The experience of successful collaborations of European management and Belarusian documentary filmmakers enabled new films that followed the events of 2020, from Warsaw Film Festival winner Andrei Kutsila’s “When Flowers Are Not Silent” to Alexei Paluyan’s “Courage” on the Oscar longlist, to confidently become favorites of international film festivals.8

The practices of flexible setup, lap gluing, montage joints and mobile self-determination were the new experiences of Belarusianness. Migration is a traumatic buildup of meaning and style, pushing junk out of the action field. Unnecessary things are thrown aside along the way. This is how everything necessary grows today.

Conclusion

The political crisis made art-activism and cultural terror the main subjects of the day, leaving the sphere of pure entertainment at the mercy of visiting tourists, cut off the habitual patterns of cultural contacts and creative support, and completely nullified the social heft of the subsidized, servile cultural environment.

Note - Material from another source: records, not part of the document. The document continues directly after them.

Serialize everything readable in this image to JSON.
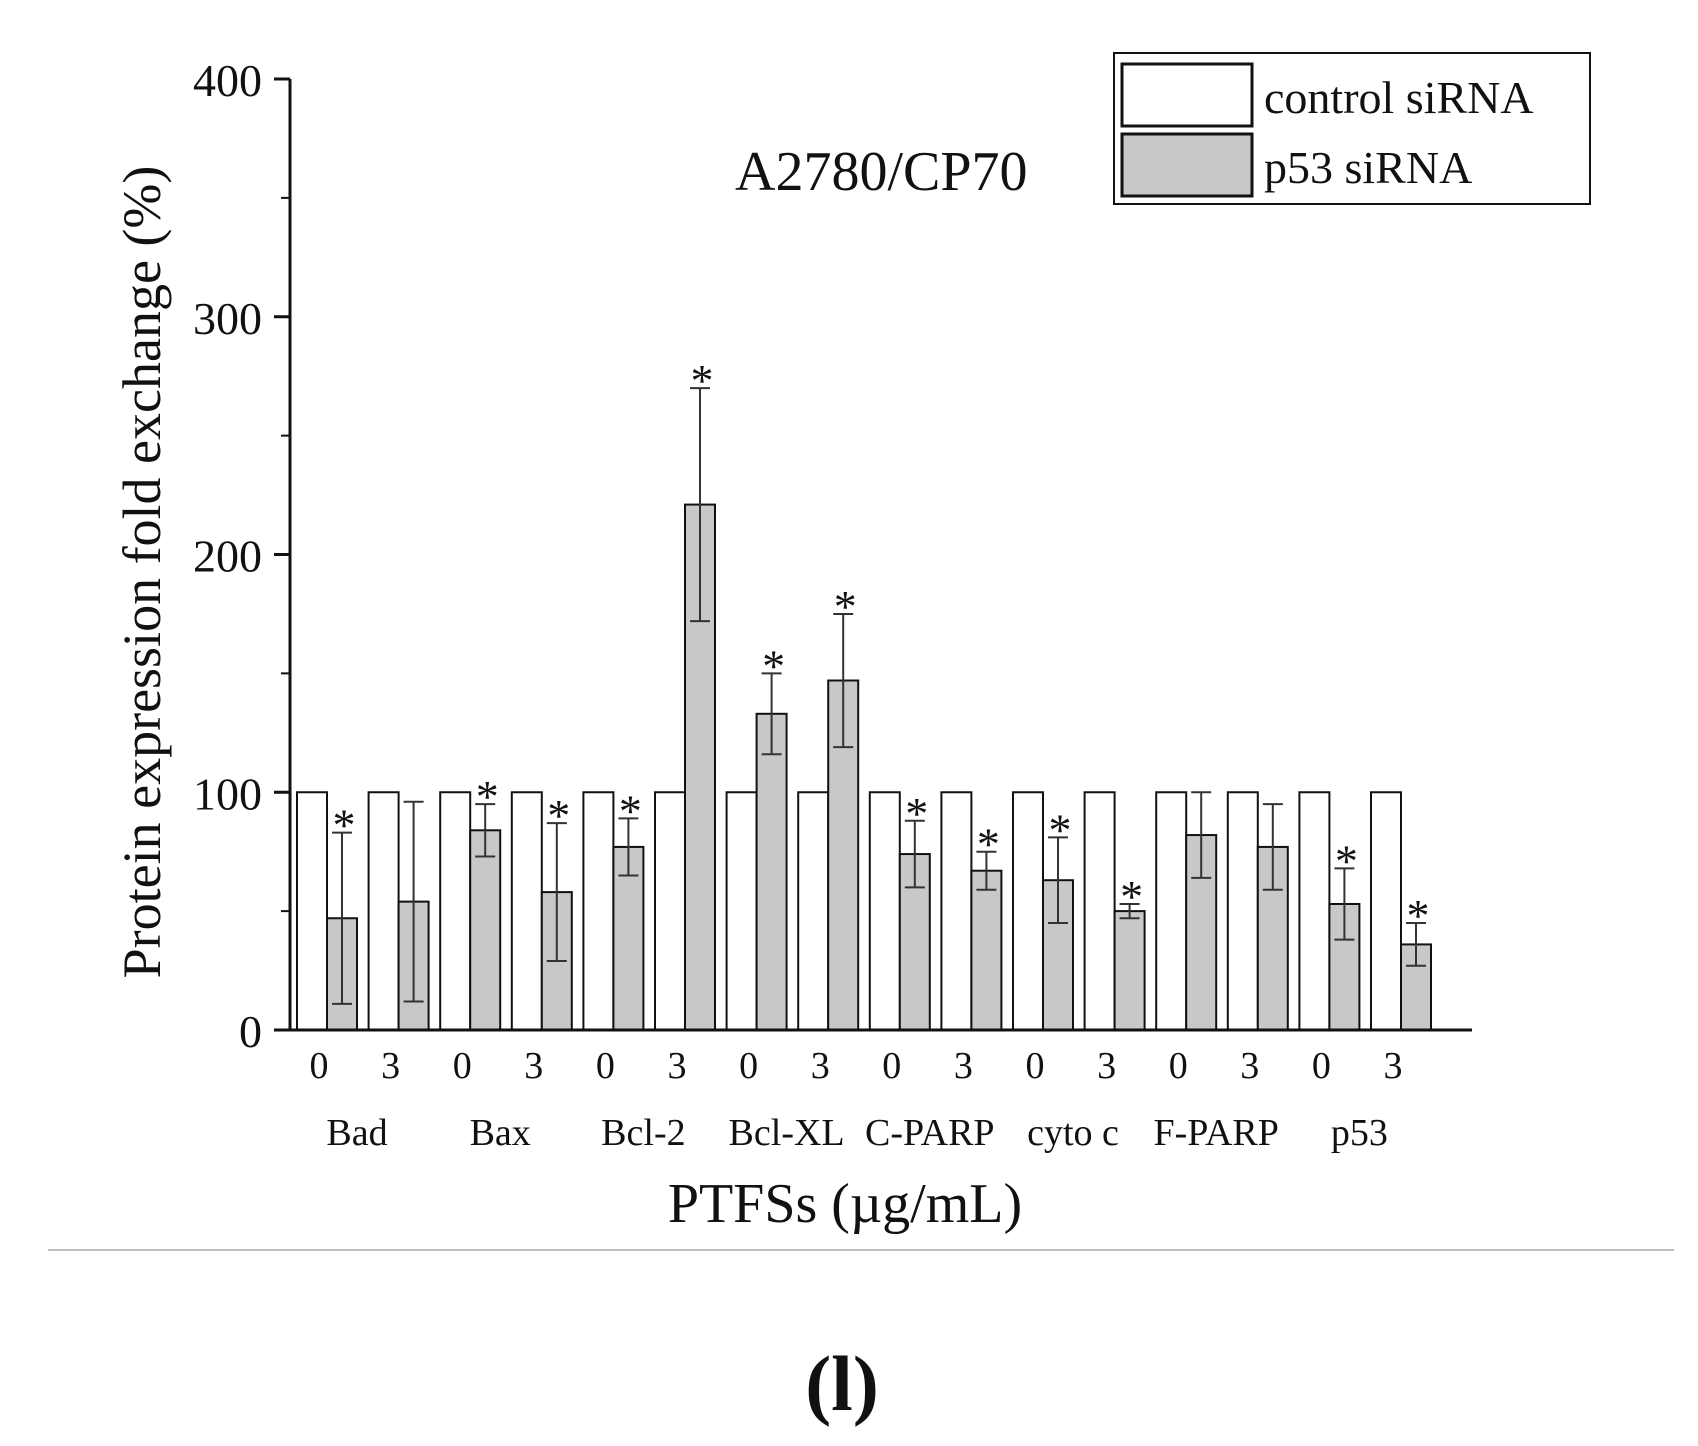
{
  "panel_label": "(l)",
  "chart_data": {
    "type": "bar",
    "inset_title": "A2780/CP70",
    "xlabel": "PTFSs (µg/mL)",
    "ylabel": "Protein expression fold exchange (%)",
    "ylim": [
      0,
      400
    ],
    "yticks": [
      0,
      100,
      200,
      300,
      400
    ],
    "legend_position": "top-right",
    "groups": [
      "Bad",
      "Bax",
      "Bcl-2",
      "Bcl-XL",
      "C-PARP",
      "cyto c",
      "F-PARP",
      "p53"
    ],
    "doses": [
      "0",
      "3"
    ],
    "categories": [
      {
        "group": "Bad",
        "dose": "0"
      },
      {
        "group": "Bad",
        "dose": "3"
      },
      {
        "group": "Bax",
        "dose": "0"
      },
      {
        "group": "Bax",
        "dose": "3"
      },
      {
        "group": "Bcl-2",
        "dose": "0"
      },
      {
        "group": "Bcl-2",
        "dose": "3"
      },
      {
        "group": "Bcl-XL",
        "dose": "0"
      },
      {
        "group": "Bcl-XL",
        "dose": "3"
      },
      {
        "group": "C-PARP",
        "dose": "0"
      },
      {
        "group": "C-PARP",
        "dose": "3"
      },
      {
        "group": "cyto c",
        "dose": "0"
      },
      {
        "group": "cyto c",
        "dose": "3"
      },
      {
        "group": "F-PARP",
        "dose": "0"
      },
      {
        "group": "F-PARP",
        "dose": "3"
      },
      {
        "group": "p53",
        "dose": "0"
      },
      {
        "group": "p53",
        "dose": "3"
      }
    ],
    "series": [
      {
        "name": "control siRNA",
        "color": "#ffffff",
        "values": [
          100,
          100,
          100,
          100,
          100,
          100,
          100,
          100,
          100,
          100,
          100,
          100,
          100,
          100,
          100,
          100
        ]
      },
      {
        "name": "p53 siRNA",
        "color": "#c8c8c8",
        "values": [
          47,
          54,
          84,
          58,
          77,
          221,
          133,
          147,
          74,
          67,
          63,
          50,
          82,
          77,
          53,
          36
        ],
        "errors": [
          36,
          42,
          11,
          29,
          12,
          49,
          17,
          28,
          14,
          8,
          18,
          3,
          18,
          18,
          15,
          9
        ],
        "significant": [
          true,
          false,
          true,
          true,
          true,
          true,
          true,
          true,
          true,
          true,
          true,
          true,
          false,
          false,
          true,
          true
        ]
      }
    ],
    "significance_marker": "*"
  }
}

The main events of the year were made for takeout, taken online and/or minimally publicized.

Together with the nation, Belarus’ culture undergoes a period of shock therapy, a defocusing of meaning with an unclear perspective and unobvious effectiveness. The style of the age of change inevitably crumbles into formal experiences, external influences, and self-citation. The collage-montage-feuilleton reel is in fashion for the second year in a row. A strange time is looking for its own vocabulary, and has not found it so far.

What’s next? Apparently, new forms of chaotic activism amid the repressive information noise of a higher level. The old order is irreversibly lost. The new one does not yet exist. What is being called “purge” is, in fact, a square one experience, an eve of new stories and emergence of new heroes.